Two days before Christmas I took my Dupixent (dupilumab) loading dose in an empty dermatology clinic room. I’ve resisted started a second biologic (I’m still taking Skryizi for psoriasis) for almost five years. The unknown of what two biologics would do to my body kept me from taking this plunge–until now.

The last month I’ve had a miserable eczema flare. While I wanted to enjoy the holidays, I struggled mightily with rashes all over my body. The eczema on my back is the worst it’s been in a long long time. I’ve tried every treatment from a variety of topicals, moisturizers, wet wraps, antihistamines. I’ve modified my diet, increased exercise, and taken it easy at work. Not much has helped.

Hitting a Wall of Rashes

Dr. C believes that this eczema flare built up throughout the fall season. I traveled to the Bay Area a couple of times for meetings. Trips to Oregon and Dallas for conferences increased my exposure to allergens. The trip to Oregon, in particular felt triggering for my eczema and asthma.

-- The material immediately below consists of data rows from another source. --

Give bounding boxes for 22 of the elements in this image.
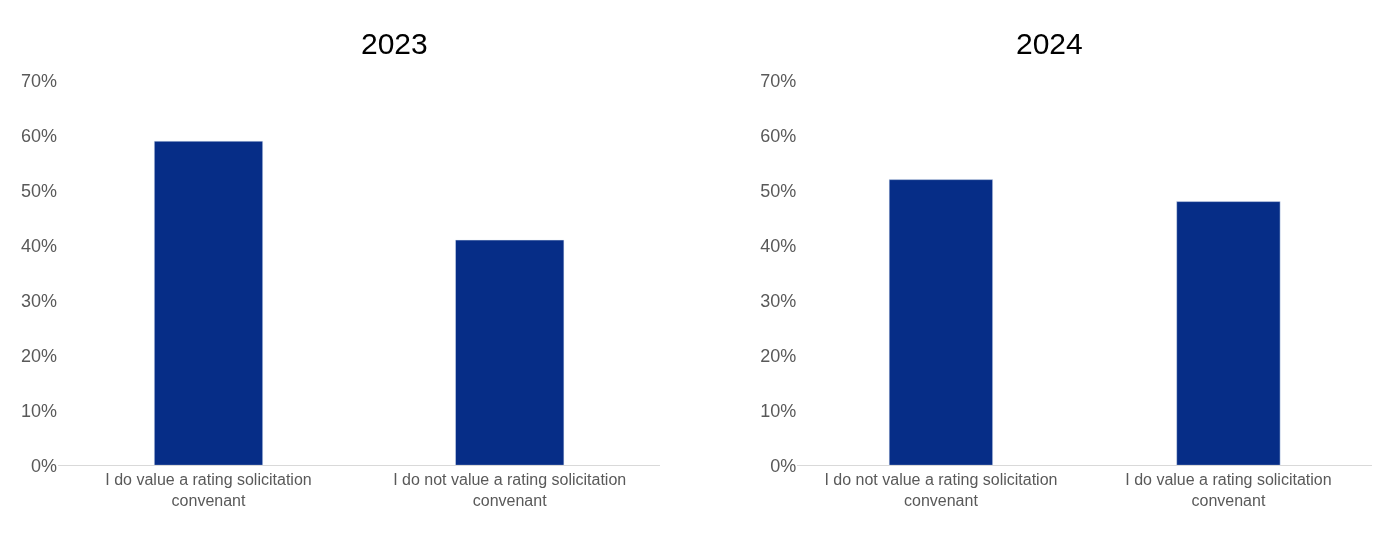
y-tick-label: 0% (30, 455, 57, 476)
y-tick-label: 10% (760, 400, 797, 421)
y-tick-label: 60% (20, 125, 57, 146)
y-tick-label: 70% (20, 71, 57, 92)
y-tick-label: 60% (760, 125, 797, 146)
y-tick-label: 20% (760, 345, 797, 366)
y-tick-label: 70% (760, 71, 797, 92)
y-tick-label: 50% (20, 180, 57, 201)
y-tick-label: 10% (20, 400, 57, 421)
y-tick-label: 30% (20, 290, 57, 311)
x-tick-label: I do value a rating solicitation convenant (105, 471, 312, 510)
y-tick-label: 20% (20, 345, 57, 366)
y-tick-label: 40% (760, 235, 797, 256)
chart-title: 2024 (1016, 27, 1083, 60)
y-tick-label: 50% (760, 180, 797, 201)
x-tick-label: I do value a rating solicitation convenant (1125, 471, 1332, 510)
x-tick-label: I do not value a rating solicitation convenant (824, 471, 1058, 510)
x-tick-label: I do not value a rating solicitation convenant (393, 471, 627, 510)
chart-title: 2023 (361, 27, 428, 60)
y-tick-label: 40% (20, 235, 57, 256)
y-tick-label: 0% (770, 455, 797, 476)
y-tick-label: 30% (760, 290, 797, 311)
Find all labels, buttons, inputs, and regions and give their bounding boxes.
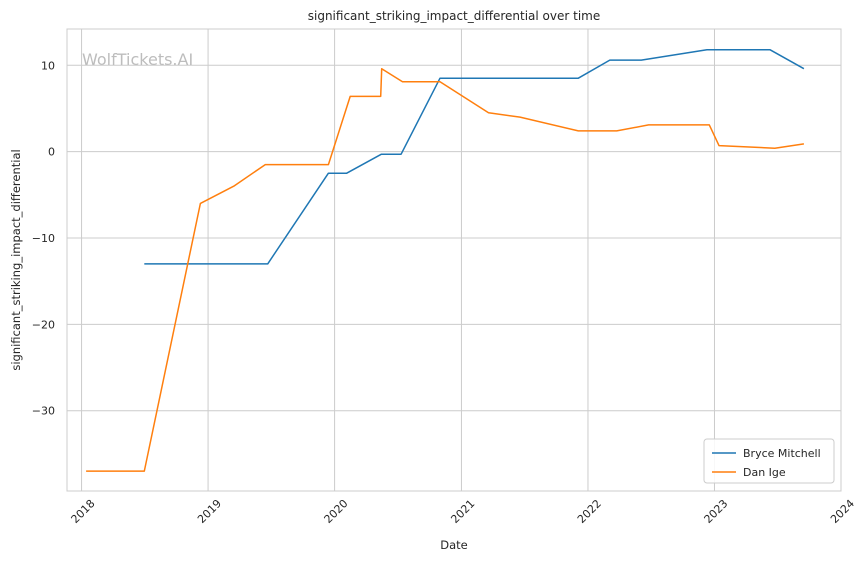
legend-label-dan-ige: Dan Ige <box>743 466 786 479</box>
chart-title: significant_striking_impact_differential… <box>308 9 600 23</box>
series-line-dan-ige <box>86 67 805 472</box>
y-tick-label: 0 <box>48 146 55 159</box>
y-tick-labels: 10 0 −10 −20 −30 <box>32 59 55 417</box>
series-lines <box>86 48 805 472</box>
grid <box>67 29 842 491</box>
y-tick-label: −30 <box>32 405 55 418</box>
series-line-bryce-mitchell <box>144 48 805 265</box>
legend-label-bryce-mitchell: Bryce Mitchell <box>743 447 821 460</box>
x-axis-title: Date <box>440 538 468 552</box>
y-tick-label: −10 <box>32 232 55 245</box>
plot-frame <box>66 28 842 492</box>
y-tick-label: 10 <box>41 59 55 72</box>
legend: Bryce Mitchell Dan Ige <box>703 438 835 484</box>
legend-box <box>703 438 835 484</box>
watermark: WolfTickets.AI <box>82 50 193 69</box>
y-tick-label: −20 <box>32 318 55 331</box>
y-axis-title: significant_striking_impact_differential <box>9 149 23 370</box>
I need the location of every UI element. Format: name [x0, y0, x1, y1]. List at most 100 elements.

The trip to Santa Cruz, about a 3 hour drive from my home, turned out great for work, but poor for health. I reacted (as usual) to the old hotel room that carried the smells of perfume drenched toiletries provided in the bathroom. Oregon is a beautiful place to visit if you love the outdoors and mountain views. What I didn’t enjoy on my trip to central Oregon was the dust, smoke, dry air (low humidity, and slightly scented sheets in my AirBnB bedroom. Here is a photo from downtown Bend, OR.

My skin also didn’t take well to my trip to Dallas where the hotel room had a musty smell to it and the Texas BBQ brought on a night of restlessness. Busy conference schedules, especially those early morning meetings after only sleeping for a few hours due to itchy wakefulness, stress my body and my skin.

By Thanksgiving I felt grateful for a busy travel season to end, but my immune system, decided to push back hard. The bumpy, itchy rash on my forearm, chest, and upper back serve as the proverbial canary in the coal mine warning me of much worse to come. Soon my forehead, scalp, trunk, and later, legs, joined the inflammation party.

Decided How to Treat the Flare

My standard go to treatment when eczema flares is wet wrap therapy. Here is how I describe it in my linked blog post:

The treatment is primarily for eczema, but it helps my psoriasis too. WWT involves bathing, slathering (my doctor’s word not mine) a medium strength topical corticosteroid ointment on my skin, then covering it with wet clothes. Over the wet clothes I put a layer of dry clothes which helps keep the wet clothes damp. After about an hour I re-wet the wet layer of clothes. Some leave the wet clothes on overnight, or for some hours. I usually leave it for about two to three hours in the evening. The treatment moisturizes the skin, allows the medicine to penetrate the skin, and cools inflammation.

I tried wet wrapping a number of times, but the eczema only became more inflamed and angry. I felt at a loss what to do next. Waiting the flare out sometimes works, but can take weeks. So, I contacted Dr. C for a consult. Thankfully, she had an appointment for me in a couple of days.

Dr. C confirmed the flare is primarily eczema. Skyrizi is managing psoriasis quite well after five years amazingly. She offered systemic steroids pills as a way to suppress the inflammation, but I balked at the idea. For decades doctors told me that systemic steroids could severely flare psoriasis.

She then thought we should put Dupixent back on the table as an option. I’ve felt concerned about taking two biologics concurrently. Would insurance over the cost? Would it flare psoriasis? My allergist pointed me to studies that showed Dupixent triggering new cases of psoriasis or exacerbating existing ones. That didn’t sound great.

I left that urgent appointment with just topical medications tacrolimus and Opzelura (ruxolotinib) to try instead of the medium strength topical steroid (TCS) treatment.

Will Dupixent Work?

With just over a week since the Dupixent loading dose I’m hoping it will kick in soon. The itchiness at night is still really intense as I’ve only slept through the night a handful of times in the past month, and that’s with antihistamines.

I’m wary of whether or not it will trigger my psoriasis or existing eye issues (more on these in a coming post). Other potential side effects aren’t too far behind in my worries. For now we’ll wait and see.